German television presenter

Peter Fritz Willi Lustig (/de/; 27 October 1937 – 23 February 2016) was a German television presenter, voice actor and author of children's books who has become especially well known as leading actor in the weekly children's television show Löwenzahn, which he hosted from 1979 up until 2006. During its first year the show was called Pusteblume. He also hosted the show Mittendrin (1987–95), narrated the film Gordos Reise ans Ende der Welt (2007) and provided the German voice for the computer game character Gary Gadget.

== Biography ==
Lustig was not a trained actor or host. He originally qualified as a broadcast engineer and an electronics engineer. Working for American Forces Network as a radio engineer in 1963, he was responsible for the recording of US President John F. Kennedy's speech Ich bin ein Berliner held in Berlin.

Starting in 1970, he began appearing in front of the camera. His first appearance was a short sketch in the popular German children's show Die Sendung mit der Maus, where a raw egg was dropped onto his bald head, with him making a funny commentary about it. He went on to have small roles in Die Sendung mit der Maus and the German segments of Sesame Street. His popularity increased, which led to him starring in his own show Löwenzahn from 1979 onwards, where he explained various phenomena of science and nature to children.

He often ended an episode with a proposal to turn off the TV now with his famous hand turning gesture, as if he was turning off an old TV. His show persona always wore characteristic blue dungarees and lived in a wooden building site cabin in fictitious Bärstadt ("Beartown").

In 2006 he retired from his role as the host of the show mainly due to health issues - he had been diagnosed with lung cancer in 1984. He had managed to overcome the disease after ten years, but had one of his lungs removed in the process, which made it difficult for him to breathe and forced him to use a walking stick.

Since the 1980s Lustig was a follower of Osho.

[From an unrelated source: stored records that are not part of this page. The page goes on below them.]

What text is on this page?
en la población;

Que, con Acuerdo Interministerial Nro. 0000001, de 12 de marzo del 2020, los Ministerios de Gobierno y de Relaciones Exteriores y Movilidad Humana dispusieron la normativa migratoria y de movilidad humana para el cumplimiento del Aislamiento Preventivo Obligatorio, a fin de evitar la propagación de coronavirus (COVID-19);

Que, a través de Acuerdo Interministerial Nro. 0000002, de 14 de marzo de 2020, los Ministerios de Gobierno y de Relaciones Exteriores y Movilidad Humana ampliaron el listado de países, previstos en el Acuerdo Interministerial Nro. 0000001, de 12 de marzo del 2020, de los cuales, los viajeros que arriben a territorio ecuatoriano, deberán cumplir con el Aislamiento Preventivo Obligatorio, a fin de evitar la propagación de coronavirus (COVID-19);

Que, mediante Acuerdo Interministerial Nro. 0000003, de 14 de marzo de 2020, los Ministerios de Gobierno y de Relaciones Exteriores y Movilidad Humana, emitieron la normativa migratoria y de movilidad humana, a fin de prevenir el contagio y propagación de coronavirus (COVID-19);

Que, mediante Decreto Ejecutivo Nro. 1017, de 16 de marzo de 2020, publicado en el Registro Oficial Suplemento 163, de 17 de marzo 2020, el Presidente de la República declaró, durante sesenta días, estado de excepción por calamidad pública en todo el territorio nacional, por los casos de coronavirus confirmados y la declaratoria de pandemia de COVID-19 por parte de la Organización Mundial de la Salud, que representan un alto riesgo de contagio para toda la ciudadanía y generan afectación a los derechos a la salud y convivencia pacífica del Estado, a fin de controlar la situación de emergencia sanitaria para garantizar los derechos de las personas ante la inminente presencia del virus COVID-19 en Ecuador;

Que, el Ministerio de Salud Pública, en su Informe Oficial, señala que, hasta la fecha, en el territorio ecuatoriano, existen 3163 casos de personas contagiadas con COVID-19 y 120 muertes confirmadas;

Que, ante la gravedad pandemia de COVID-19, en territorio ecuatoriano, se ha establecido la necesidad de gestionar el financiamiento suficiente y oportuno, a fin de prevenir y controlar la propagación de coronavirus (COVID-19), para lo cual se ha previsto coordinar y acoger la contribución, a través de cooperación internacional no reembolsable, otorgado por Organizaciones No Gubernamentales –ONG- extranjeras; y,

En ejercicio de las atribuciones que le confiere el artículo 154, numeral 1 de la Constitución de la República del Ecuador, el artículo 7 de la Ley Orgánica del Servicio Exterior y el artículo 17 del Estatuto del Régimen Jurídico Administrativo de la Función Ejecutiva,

Lustig's books include the science comic Wie funktioniert ein Auto? ("How does a car work?") (1983) on the working principles of automobiles, the two-volume handicraft book Peter Lustigs Bastelbuch ("Peter Lustig's Book of Handicraft") (1985 and 1987), and the children's cookbook Kochbuch für kleine Feinschmecker ("Cookbook for little gourmets") (1992). He also authored Vertonen: Der Ton zu den Bildern ("Set to music: The Soundtrack to the Images") (1987), a book on post-recording of soundtracks for films and slideshows, and Lieber Momme: Wunderliche Briefe ("Beloved Momme: Strange Letters") (1989), a book made up of letters he wrote to his young son from hospital, where Peter Lustig stayed many times throughout the 1980s due to lung cancer surgery.

Lustig's second wife, British-Austrian children's author and fellow follower of Osho Elfie Donnelly, published the book Peters Flucht ("Peter's escape") (1986) about the 8-year-old Lustig's escape with his family from the city of Breslau (modern-day Wrocław) in 1945.

He died on 23 February 2016 at the age of 78 at his home in Bohmstedt near Husum surrounded by his family. He is survived by his four children and nine grandchildren.

In May 2016, he was buried at sea, which was his last wish due to his love for nature and the sea.

== Filmography ==

- 1972 – 1973: Die Sendung mit der Maus
- 1979 – 1981: Pusteblume
- 1981 – 2005: Löwenzahn (Children's TV show)
- 1987 – 1995: Mittendrin
- 2005: Löwenzahn – Die Reise ins Abenteuer (TV film based on the show)
- 2007: Gordos Reise ans Ende der Welt (narrator)

== Accolades ==
In addition to winning numerous prizes, including two of the renowned Adolf-Grimme-Preis for Löwenzahn, in 2007 Lustig was granted the Order of Merit of the Federal Republic of Germany for his effort for education. It was handed to him by then-German head of state Horst Köhler.